Commissioner of the Federal Trade Commission
- In office October 29, 1964 – November 2, 1973
- President: Lyndon B. Johnson

Personal details
- Born: December 10, 1920 New York, New York, US
- Died: December 23, 2009 (aged 89) Washington, D.C., U.S.
- Party: Republican
- Education: Wellesley College Yale Law School
- Occupation: Antitrust Lawyer
- Known for: First woman to serve on the FTC

= Mary Gardiner Jones =

American lawyer and politician

Mary Gardiner Jones (December 10, 1920 – December 23, 2009) was the first woman to serve as a member of the Federal Trade Commission of the United States, to which she was appointed by President Lyndon B. Johnson in 1964.

== Biography ==
Born in Manhattan to a distinguished Long Island family. Jones graduated from the Nightengale-Bamford School in 1939 and received a B.A. in history from Wellesley College in 1943. She worked for the Office of Strategic Services during World War II, where she was a research analyst in charge of the Swiss desk. She received a law degree from Yale Law School in 1948.

Jones became a lawyer for the Antitrust Division of the United States Department of Justice in 1953. In that role, she presided over antirust and cartel cases, serving as chief counsel for United States v.

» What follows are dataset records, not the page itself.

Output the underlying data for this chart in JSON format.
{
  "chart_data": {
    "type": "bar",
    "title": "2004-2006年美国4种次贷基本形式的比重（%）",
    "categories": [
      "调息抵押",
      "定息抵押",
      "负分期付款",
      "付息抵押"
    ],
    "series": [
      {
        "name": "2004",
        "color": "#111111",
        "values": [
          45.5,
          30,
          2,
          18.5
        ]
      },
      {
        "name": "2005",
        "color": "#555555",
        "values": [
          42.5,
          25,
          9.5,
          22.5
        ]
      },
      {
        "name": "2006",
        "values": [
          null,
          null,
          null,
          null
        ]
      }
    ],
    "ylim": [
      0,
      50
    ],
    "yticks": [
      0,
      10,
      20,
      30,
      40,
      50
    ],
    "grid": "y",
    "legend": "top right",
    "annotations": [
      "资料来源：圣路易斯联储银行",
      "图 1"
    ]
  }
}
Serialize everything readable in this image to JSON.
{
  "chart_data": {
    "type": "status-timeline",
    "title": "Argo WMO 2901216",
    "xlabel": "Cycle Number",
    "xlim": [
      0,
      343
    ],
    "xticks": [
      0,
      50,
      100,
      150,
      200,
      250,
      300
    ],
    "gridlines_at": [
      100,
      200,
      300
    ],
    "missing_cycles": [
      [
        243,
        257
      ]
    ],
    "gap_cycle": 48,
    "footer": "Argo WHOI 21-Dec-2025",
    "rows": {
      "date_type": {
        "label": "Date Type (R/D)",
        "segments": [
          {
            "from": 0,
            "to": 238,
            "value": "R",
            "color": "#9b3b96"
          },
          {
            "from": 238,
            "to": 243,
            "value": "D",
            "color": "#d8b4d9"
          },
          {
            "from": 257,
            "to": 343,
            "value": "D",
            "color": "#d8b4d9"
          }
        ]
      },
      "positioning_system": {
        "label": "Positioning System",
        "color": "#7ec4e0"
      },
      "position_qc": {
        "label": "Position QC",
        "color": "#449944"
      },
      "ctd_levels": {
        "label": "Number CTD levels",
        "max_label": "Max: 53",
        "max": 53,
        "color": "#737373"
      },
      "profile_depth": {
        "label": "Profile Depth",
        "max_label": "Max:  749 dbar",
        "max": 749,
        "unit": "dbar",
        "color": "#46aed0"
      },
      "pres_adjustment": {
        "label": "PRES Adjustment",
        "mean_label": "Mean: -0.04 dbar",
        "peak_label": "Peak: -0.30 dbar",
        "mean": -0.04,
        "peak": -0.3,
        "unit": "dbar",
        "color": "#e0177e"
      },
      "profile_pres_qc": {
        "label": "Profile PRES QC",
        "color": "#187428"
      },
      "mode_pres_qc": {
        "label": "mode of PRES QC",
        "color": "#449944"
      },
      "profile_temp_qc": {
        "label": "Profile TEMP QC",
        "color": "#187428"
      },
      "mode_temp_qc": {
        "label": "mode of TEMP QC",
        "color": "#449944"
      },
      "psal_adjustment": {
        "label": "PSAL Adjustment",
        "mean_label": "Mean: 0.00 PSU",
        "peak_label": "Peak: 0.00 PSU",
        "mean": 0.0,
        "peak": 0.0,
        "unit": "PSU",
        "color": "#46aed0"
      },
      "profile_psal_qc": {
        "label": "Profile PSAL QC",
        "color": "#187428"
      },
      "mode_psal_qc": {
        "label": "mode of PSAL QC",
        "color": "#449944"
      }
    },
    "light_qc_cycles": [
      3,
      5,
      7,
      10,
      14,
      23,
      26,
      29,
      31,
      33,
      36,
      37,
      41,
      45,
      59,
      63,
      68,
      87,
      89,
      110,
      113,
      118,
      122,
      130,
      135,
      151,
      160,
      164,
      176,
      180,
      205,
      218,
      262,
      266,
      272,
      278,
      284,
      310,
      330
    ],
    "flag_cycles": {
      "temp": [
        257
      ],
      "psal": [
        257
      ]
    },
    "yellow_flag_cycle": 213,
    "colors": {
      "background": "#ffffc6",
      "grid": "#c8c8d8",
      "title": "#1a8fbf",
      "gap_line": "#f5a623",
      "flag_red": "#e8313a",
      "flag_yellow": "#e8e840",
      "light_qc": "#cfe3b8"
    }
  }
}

Watchmakers of Switzerland Information Center, Inc.(1955). She left government service to practice law in private practice in New York.

On September 28, 1964, Jones was named by President Lyndon B. Johnson to serve on the Federal Trade Commission (FTC), initially through a recess appointment and subsequently through a Senate confirmation. Jones served on the commission until 1973 during both Republican and Democratic administrations. She was replaced on the FTC 1973 by Elizabeth Hanford (later Elizabeth Dole).

In 1971, she was named as a potential nominee to the Supreme Court of the United States. In 1981, she served on the Department of the Interior Commission on Fiscal Accountability of the National's Energy Resources, which presented a report to the White House on ways that national oil and gas royalties can be better tracked on public lands.

Jones was a vocal consumer advocate. A liberal Republican during her time on the FTC, Jones became a member of the Democratic Party later in life. In 2007, Jones released an autobiography, titled Tearing Down Walls: a Woman's Triumph. In the book, she discusses the difficulty of breaking into the legal professional in the 1940s, during a time when few female graduates were offered roles as practicing attorneys.

Jones died from congestive heart failure at her home in Washington, D.C., on December 23, 2009, at the age of 89.